Second is a decomposition of a reversible adder, which computes the reversible sum of the two inputs onto the second input. With a technique called "compression" we can generate the required ancilla inplace to obtain logarithmic depth, the best known depth for decompositions with ancilla.3 The simplest example is to consider the storage of two qubits into a single ququart (four level system). The two qubits and the single ququart can each be written as a superposition of four basis states. Therefore, all of the information of the two qubits can be stored in a single ququart. By allowing one of the qubit's to access two additional levels, we store all of the information locally leaving the other qubit in the  $|0\rangle$  state, effectively an ancilla bit. This technique means we can generate ancilla local to the computation, using unused qubits

$$A(d=2)$$
  $=$   $2-4-1$   $=$   $=$   $-0$   $=$   $X_{01}$   $=$   $|0\rangle$ 

**FIGURE 2.** The compression of 2 qubits into a single ququart and generating an ancilla,  $|0\rangle$ . input two qubits, A and B, and produces a single ququart and an ancilla  $|0\rangle$ . To retrieve the stored information, we can do the inverse of this operation using *any* ancilla for the second qubit. Using this type of compression circuit can produce clean ancilla on demand by storing unused data temporarily in higher states. Figure from Baker *et al.*<sup>3</sup>

nearby. A circuit for this compression is found in Figure 2.

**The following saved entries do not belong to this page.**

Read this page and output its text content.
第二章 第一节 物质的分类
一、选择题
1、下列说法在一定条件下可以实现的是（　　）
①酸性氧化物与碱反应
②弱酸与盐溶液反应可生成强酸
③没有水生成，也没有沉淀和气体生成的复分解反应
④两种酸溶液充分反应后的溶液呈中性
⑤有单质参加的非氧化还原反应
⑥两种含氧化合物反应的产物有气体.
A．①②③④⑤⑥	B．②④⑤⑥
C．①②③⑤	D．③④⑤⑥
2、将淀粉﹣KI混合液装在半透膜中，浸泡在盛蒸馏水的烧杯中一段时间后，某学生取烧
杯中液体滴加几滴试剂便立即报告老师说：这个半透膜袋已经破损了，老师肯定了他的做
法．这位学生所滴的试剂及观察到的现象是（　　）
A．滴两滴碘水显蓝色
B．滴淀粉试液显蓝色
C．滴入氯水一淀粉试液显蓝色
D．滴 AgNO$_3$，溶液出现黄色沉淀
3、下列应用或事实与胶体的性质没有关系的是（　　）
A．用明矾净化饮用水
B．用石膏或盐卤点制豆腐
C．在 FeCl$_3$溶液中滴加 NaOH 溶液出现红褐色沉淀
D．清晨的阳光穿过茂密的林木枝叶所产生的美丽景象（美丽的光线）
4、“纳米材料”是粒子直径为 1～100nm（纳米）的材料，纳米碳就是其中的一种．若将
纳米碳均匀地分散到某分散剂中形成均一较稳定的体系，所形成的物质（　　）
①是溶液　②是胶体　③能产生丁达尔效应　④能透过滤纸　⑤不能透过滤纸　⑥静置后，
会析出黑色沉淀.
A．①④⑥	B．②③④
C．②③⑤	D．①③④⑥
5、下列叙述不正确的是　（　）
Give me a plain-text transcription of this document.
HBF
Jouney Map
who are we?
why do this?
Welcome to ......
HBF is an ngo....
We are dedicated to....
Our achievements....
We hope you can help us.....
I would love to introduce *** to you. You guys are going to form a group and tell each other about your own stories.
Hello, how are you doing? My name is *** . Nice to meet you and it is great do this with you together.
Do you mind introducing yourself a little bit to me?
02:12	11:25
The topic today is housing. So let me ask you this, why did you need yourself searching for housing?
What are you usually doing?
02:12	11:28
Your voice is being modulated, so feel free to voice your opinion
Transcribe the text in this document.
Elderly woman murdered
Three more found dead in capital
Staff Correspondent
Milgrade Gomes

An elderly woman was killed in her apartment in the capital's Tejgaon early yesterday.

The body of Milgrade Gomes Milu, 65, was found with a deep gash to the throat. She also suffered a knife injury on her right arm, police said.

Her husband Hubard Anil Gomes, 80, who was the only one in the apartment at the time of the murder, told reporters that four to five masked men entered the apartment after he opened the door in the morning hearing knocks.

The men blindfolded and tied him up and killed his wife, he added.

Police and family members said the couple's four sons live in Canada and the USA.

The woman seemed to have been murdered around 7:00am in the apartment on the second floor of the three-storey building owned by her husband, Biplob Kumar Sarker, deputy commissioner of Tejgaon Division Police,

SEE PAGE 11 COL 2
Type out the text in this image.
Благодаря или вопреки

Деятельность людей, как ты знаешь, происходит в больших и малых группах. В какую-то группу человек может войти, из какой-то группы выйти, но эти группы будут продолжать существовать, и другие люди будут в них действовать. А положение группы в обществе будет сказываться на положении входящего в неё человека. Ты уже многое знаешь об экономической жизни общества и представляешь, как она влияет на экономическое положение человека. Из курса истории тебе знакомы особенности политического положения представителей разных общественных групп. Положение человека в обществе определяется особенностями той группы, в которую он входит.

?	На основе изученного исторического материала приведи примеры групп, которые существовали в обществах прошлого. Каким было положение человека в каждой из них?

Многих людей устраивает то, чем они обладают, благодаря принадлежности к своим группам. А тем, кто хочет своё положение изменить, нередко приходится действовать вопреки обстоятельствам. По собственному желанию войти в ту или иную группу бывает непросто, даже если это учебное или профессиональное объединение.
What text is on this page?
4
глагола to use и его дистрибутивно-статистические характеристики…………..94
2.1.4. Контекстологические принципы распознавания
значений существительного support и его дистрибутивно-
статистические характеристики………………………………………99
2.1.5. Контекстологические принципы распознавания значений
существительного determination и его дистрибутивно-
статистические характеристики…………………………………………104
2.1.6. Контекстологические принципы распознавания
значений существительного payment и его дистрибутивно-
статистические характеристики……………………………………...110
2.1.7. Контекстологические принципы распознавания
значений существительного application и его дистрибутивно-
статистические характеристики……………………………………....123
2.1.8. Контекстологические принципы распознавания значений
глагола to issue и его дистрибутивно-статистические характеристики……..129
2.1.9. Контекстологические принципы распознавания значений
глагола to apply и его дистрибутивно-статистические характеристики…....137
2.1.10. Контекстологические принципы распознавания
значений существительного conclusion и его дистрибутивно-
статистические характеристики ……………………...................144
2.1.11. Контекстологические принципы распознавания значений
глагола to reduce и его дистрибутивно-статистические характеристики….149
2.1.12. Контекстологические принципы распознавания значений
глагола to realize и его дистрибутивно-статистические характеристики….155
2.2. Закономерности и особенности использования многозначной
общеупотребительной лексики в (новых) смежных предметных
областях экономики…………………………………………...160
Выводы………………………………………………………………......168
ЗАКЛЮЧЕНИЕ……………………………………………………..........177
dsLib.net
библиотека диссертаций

This technique has been shown to be powerful for arithmetic circuits. For example, addition circuits can be decomposed in logarithmic depth without any external ancilla. The circuit is broken in a constant number of blocks, where each block is decomposed individually using the other unused blocks to generate the ancilla needed for an efficient decomposition. This block-based construction along with compression is very powerful. If efficient circuit decompositions are known for qubit circuits requiring ancilla and need only a constant amount of information to move between blocks, we can use this compression technique to obtain the same asymptotic depth as the known decomposition.

Both of these techniques free up more of out limited hardware for computation, rather than dedicating device space as ancilla which inherently limits the maximum size of computation which can be performed. Current hardware is often calibrated for use only with qubits but has higher level states available already. While classically multivalued and mixed-radix computing is niche, it is important to evaluate the architectural ramifications of these strategies for quantum computation. By temporarily accessing already available higher states, we can accelerate common circuit components and reduce space overhead extending the frontier of what can be computed.

## VIRTUALIZING LOGICAL QUBITS WITH LOCAL QUANTUM MEMORY

Current quantum architectures do not tend to make a distinction between memory and processing of quantum information. These architectures are viable, however, as more and more qubits are needed the scalability challenges become apparent. For example, many industry players make use of superconducting transmon qubits, which suffer from fabrication inconsistency and crosstalk during parallel operations. To scale to the millions of qubits needed for error correction, a memory-based architecture can be used to decouple qubit-count from transmon count.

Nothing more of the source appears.